Bien que certains de ses fans de country aient décliné lorsqu’elle est devenue une star de la pop, Dolly Parton est restée profondément attachée à la musique country. Ses 25 singles classés numéro un au palmarès country de Billboard, ses dix Academy of Country Music Awards et son intronisation au Country Music Hall of Fame en 1999 en témoignent.

La musique country connaît un regain de popularité ces dernières années. Ce regain s’accompagne d’une réévaluation de sa contribution culturelle, en partie grâce à la popularité d’artistes comme Dolly Parton. Mais la musique country peut être difficile à promouvoir. La réponse souvent entendue « tout sauf le rap ou la country » aux questions de goût musical témoigne de son image de mauvaise musique, largement détestée en dehors d’un public de base. Si Dolly Parton est populaire, cela ne signifie pas pour autant que tout le monde aime la musique country.

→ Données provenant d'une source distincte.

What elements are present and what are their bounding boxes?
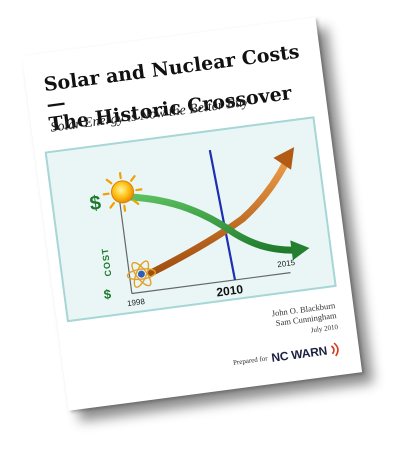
x-axis bbox=[131, 272, 291, 295]
sun-icon bbox=[102, 171, 143, 212]
x-tick-label: 2015 bbox=[277, 258, 296, 269]
nuclear-arrowhead bbox=[273, 147, 295, 170]
nuclear-cost-line bbox=[147, 158, 290, 277]
prepared-for-label: Prepared for bbox=[232, 354, 269, 367]
solar-cost-line bbox=[125, 193, 298, 254]
x-tick-label-highlight: 2010 bbox=[216, 282, 245, 299]
solar-arrowhead bbox=[290, 240, 310, 261]
crossover-chart: $ COST $ 1998 2010 2015 bbox=[88, 147, 310, 308]
prepared-for: Prepared for NC WARN bbox=[232, 341, 342, 371]
crossover-line bbox=[208, 149, 237, 281]
x-tick-label: 1998 bbox=[127, 297, 146, 308]
org-logo-text: NC WARN bbox=[270, 343, 328, 365]
signal-waves-icon bbox=[330, 342, 339, 357]
y-low-symbol: $ bbox=[103, 286, 113, 302]
author-block: John O. Blackburn Sam Cunningham July 20… bbox=[271, 300, 339, 340]
report-cover: Solar and Nuclear Costs — The Historic C… bbox=[21, 17, 363, 411]
chart-panel: $ COST $ 1998 2010 2015 bbox=[44, 116, 337, 323]
atom-icon bbox=[126, 260, 157, 288]
y-high-symbol: $ bbox=[88, 192, 102, 215]
y-axis-label: COST bbox=[100, 247, 114, 277]
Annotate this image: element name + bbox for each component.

Souvent conservatrice dans son esthétique et ses convictions politiques, la musique country est associée à des personnes, des symboles et des valeurs particuliers. Nombre de ces associations remontent aux premières années de son existence. Ce qui allait devenir la musique country (le terme est apparu dans les années 1940) trouve ses origines dans une industrie musicale racialement ségréguée, où les maisons de disques destinaient la musique « old-time », « cowboy » ou « mountain » à un public blanc.

Dolly Parton interprète Coat of Many Colours en 1970

Souvent imprégnés d’une vision nostalgique et romantique de la simplicité de la vie rurale, ces disques étaient présentés comme appartenant à une tradition authentique du Sud américain. Les associations culturelles de la musique country ont résisté aux tentatives de la populariser, notamment l’émergence du Nashville Sound dans les années 1950 : un style de production musicale qui adoucit les aspects les plus « bruts » de l’interprétation country en intégrant certaines conventions de la pop.

Dolly Parton, avec ses strass et ses perruques, son accent du Tennessee, son ascension sociale fulgurante et son patriotisme américain incarné, correspond à bien des idéaux de la musique country. Les marqueurs musicaux de la country – mélodies simples, instruments comme le banjo, le violon, la guitare et la mandoline, récits éloquents du quotidien et thèmes lyriques tels que l’amour, le travail, la famille, la religion et la mort – se retrouvent tous dans son prolifique répertoire de « petites chansons simples » (pour reprendre la description sobre qu’elle fait de l’une de ses compositions les plus réussies, « I Will Always Love You »).

Parallèlement, Dolly Parton a redéfini la musique country à son image. Comme l’a souligné la journaliste Natalie Weiner, lorsque Dolly Parton a signé son premier contrat avec le label Monument Records en 1965, à l’âge de 19 ans, sa voix aiguë était considérée comme incompatible avec le genre country.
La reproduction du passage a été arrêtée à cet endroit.